Today, writes [Ray Marshall, author of the study for Shared Prosperity: A Framework for Comprehensive Reform], unscrupulous employers threaten workers with retaliation, "when workers attempt to organize a union, file wage claims or exercise other workplace rights." Immigration reform with a path to citizenship that guarantees workplace rights for aspiring citizens will lessen the threat of employer retaliation and allow workers to defend their rights.

The fact that both economists and unions are lining up to promote the benefits of immigration is adding to the momentum for reform.
Another economic argument against immigration reform centers on the impact immigrants have on federal programs like Social Security and Medicare. Right-wing commentators quoted approvingly comments by Sen. Jeff Sessions (R-Ala.): "Because of how these benefits are structured, low-wage illegal immigrants who are legalized will ultimately receive trillions more in benefits than they contribute to these programs." 

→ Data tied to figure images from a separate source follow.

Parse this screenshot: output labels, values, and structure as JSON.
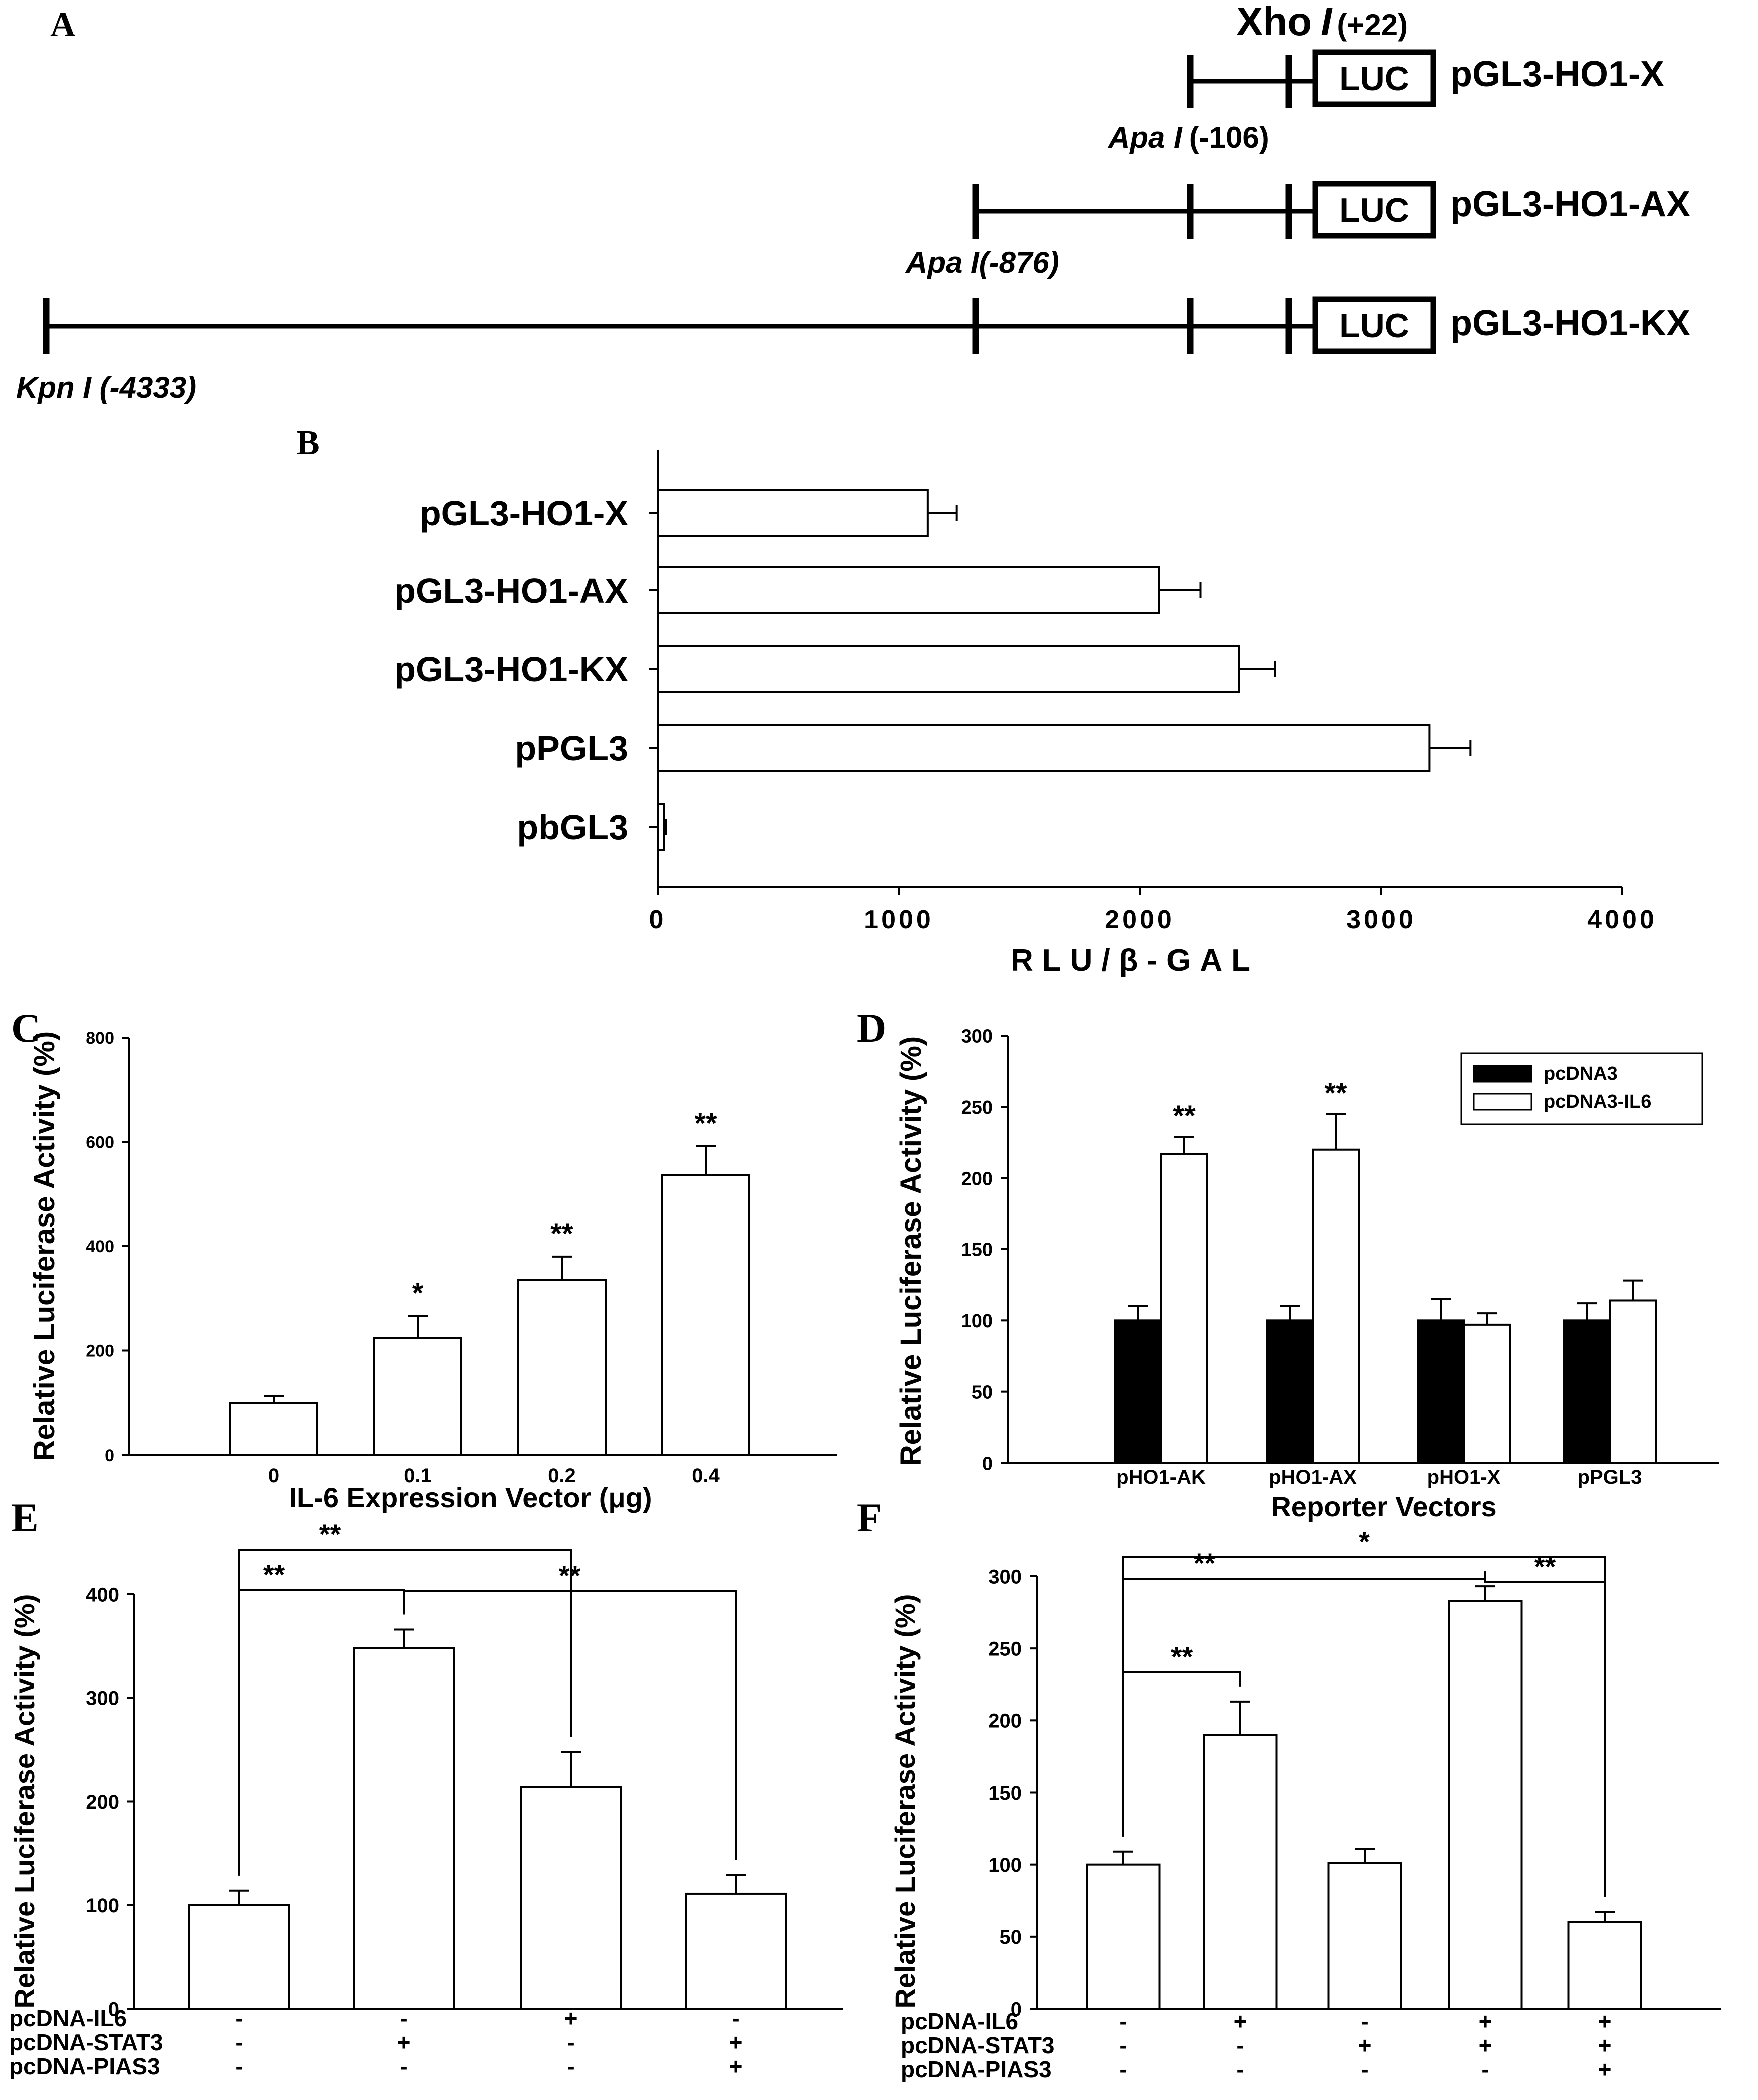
{
  "panel_labels": {
    "A": "A",
    "B": "B",
    "C": "C",
    "D": "D",
    "E": "E",
    "F": "F"
  },
  "panel_a": {
    "luc_label": "LUC",
    "xho_enzyme": "Xho",
    "xho_italic": "I",
    "xho_pos": "(+22)",
    "apa106_label": "Apa I",
    "apa106_pos": "(-106)",
    "apa876_label": "Apa I(-876)",
    "kpn_label": "Kpn I (-4333)",
    "constructs": [
      "pGL3-HO1-X",
      "pGL3-HO1-AX",
      "pGL3-HO1-KX"
    ]
  },
  "chart_data": [
    {
      "id": "B",
      "type": "bar",
      "orientation": "horizontal",
      "categories": [
        "pGL3-HO1-X",
        "pGL3-HO1-AX",
        "pGL3-HO1-KX",
        "pPGL3",
        "pbGL3"
      ],
      "values": [
        1120,
        2080,
        2410,
        3200,
        25
      ],
      "errors": [
        120,
        170,
        150,
        170,
        10
      ],
      "xlabel": "RLU/β-GAL",
      "xlim": [
        0,
        4000
      ],
      "xticks": [
        "0",
        "1000",
        "2000",
        "3000",
        "4000"
      ]
    },
    {
      "id": "C",
      "type": "bar",
      "categories": [
        "0",
        "0.1",
        "0.2",
        "0.4"
      ],
      "values": [
        100,
        224,
        335,
        537
      ],
      "errors": [
        13,
        42,
        45,
        55
      ],
      "significance": [
        "",
        "*",
        "**",
        "**"
      ],
      "ylabel": "Relative Luciferase Activity (%)",
      "xlabel": "IL-6 Expression Vector (μg)",
      "ylim": [
        0,
        800
      ],
      "yticks": [
        "0",
        "200",
        "400",
        "600",
        "800"
      ]
    },
    {
      "id": "D",
      "type": "bar",
      "categories": [
        "pHO1-AK",
        "pHO1-AX",
        "pHO1-X",
        "pPGL3"
      ],
      "series": [
        {
          "name": "pcDNA3",
          "values": [
            100,
            100,
            100,
            100
          ],
          "errors": [
            10,
            10,
            15,
            12
          ],
          "color": "#000000"
        },
        {
          "name": "pcDNA3-IL6",
          "values": [
            217,
            220,
            97,
            114
          ],
          "errors": [
            12,
            25,
            8,
            14
          ],
          "color": "#ffffff"
        }
      ],
      "significance": [
        "**",
        "**",
        "",
        ""
      ],
      "ylabel": "Relative Luciferase Activity (%)",
      "xlabel": "Reporter Vectors",
      "ylim": [
        0,
        300
      ],
      "yticks": [
        "0",
        "50",
        "100",
        "150",
        "200",
        "250",
        "300"
      ]
    },
    {
      "id": "E",
      "type": "bar",
      "values": [
        100,
        348,
        214,
        111
      ],
      "errors": [
        14,
        18,
        34,
        18
      ],
      "ylabel": "Relative Luciferase Activity (%)",
      "ylim": [
        0,
        400
      ],
      "yticks": [
        "0",
        "100",
        "200",
        "300",
        "400"
      ],
      "rows": [
        {
          "label": "pcDNA-IL6",
          "signs": [
            "-",
            "-",
            "+",
            "-"
          ]
        },
        {
          "label": "pcDNA-STAT3",
          "signs": [
            "-",
            "+",
            "-",
            "+"
          ]
        },
        {
          "label": "pcDNA-PIAS3",
          "signs": [
            "-",
            "-",
            "-",
            "+"
          ]
        }
      ],
      "comparisons": [
        {
          "from": 0,
          "to": 2,
          "label": "**"
        },
        {
          "from": 0,
          "to": 1,
          "label": "**"
        },
        {
          "from": 1,
          "to": 3,
          "label": "**"
        }
      ]
    },
    {
      "id": "F",
      "type": "bar",
      "values": [
        100,
        190,
        101,
        283,
        60
      ],
      "errors": [
        9,
        23,
        10,
        10,
        7
      ],
      "ylabel": "Relative Luciferase Activity (%)",
      "ylim": [
        0,
        300
      ],
      "yticks": [
        "0",
        "50",
        "100",
        "150",
        "200",
        "250",
        "300"
      ],
      "rows": [
        {
          "label": "pcDNA-IL6",
          "signs": [
            "-",
            "+",
            "-",
            "+",
            "+"
          ]
        },
        {
          "label": "pcDNA-STAT3",
          "signs": [
            "-",
            "-",
            "+",
            "+",
            "+"
          ]
        },
        {
          "label": "pcDNA-PIAS3",
          "signs": [
            "-",
            "-",
            "-",
            "-",
            "+"
          ]
        }
      ],
      "comparisons": [
        {
          "from": 0,
          "to": 4,
          "label": "*"
        },
        {
          "from": 0,
          "to": 3,
          "label": "**"
        },
        {
          "from": 0,
          "to": 1,
          "label": "**"
        },
        {
          "from": 3,
          "to": 4,
          "label": "**"
        }
      ]
    }
  ]
}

However, much of the evidence runs contrary to this argument. A policy brief by the National Council on Aging notes that "the children and grandchildren of immigrants will further enhance the future ratio of workers to beneficiaries for Social Security and Medicare," improving the health of both programs. 

For Discussion:

  1. Do students have any questions about the reading? How might they be answered?
  2. Why do most economists believe that immigration produces economic benefits?
  3. Why has organized labor changed its position on immigration in recent decades?
  4. According to economist Giovanni Peri, what happens to existing construction workers when new immigrants take over manually intensive construction jobs?
  5. The AFL-CIO argues that legalizing undocumented workers will encourage them to stand up for their rights in the workplace. What do you think? Do you believe that this is the case?
  6. What evidence is there that immigrants drain federal programs such as Medicare and Social Security? What evidence is there to the contrary?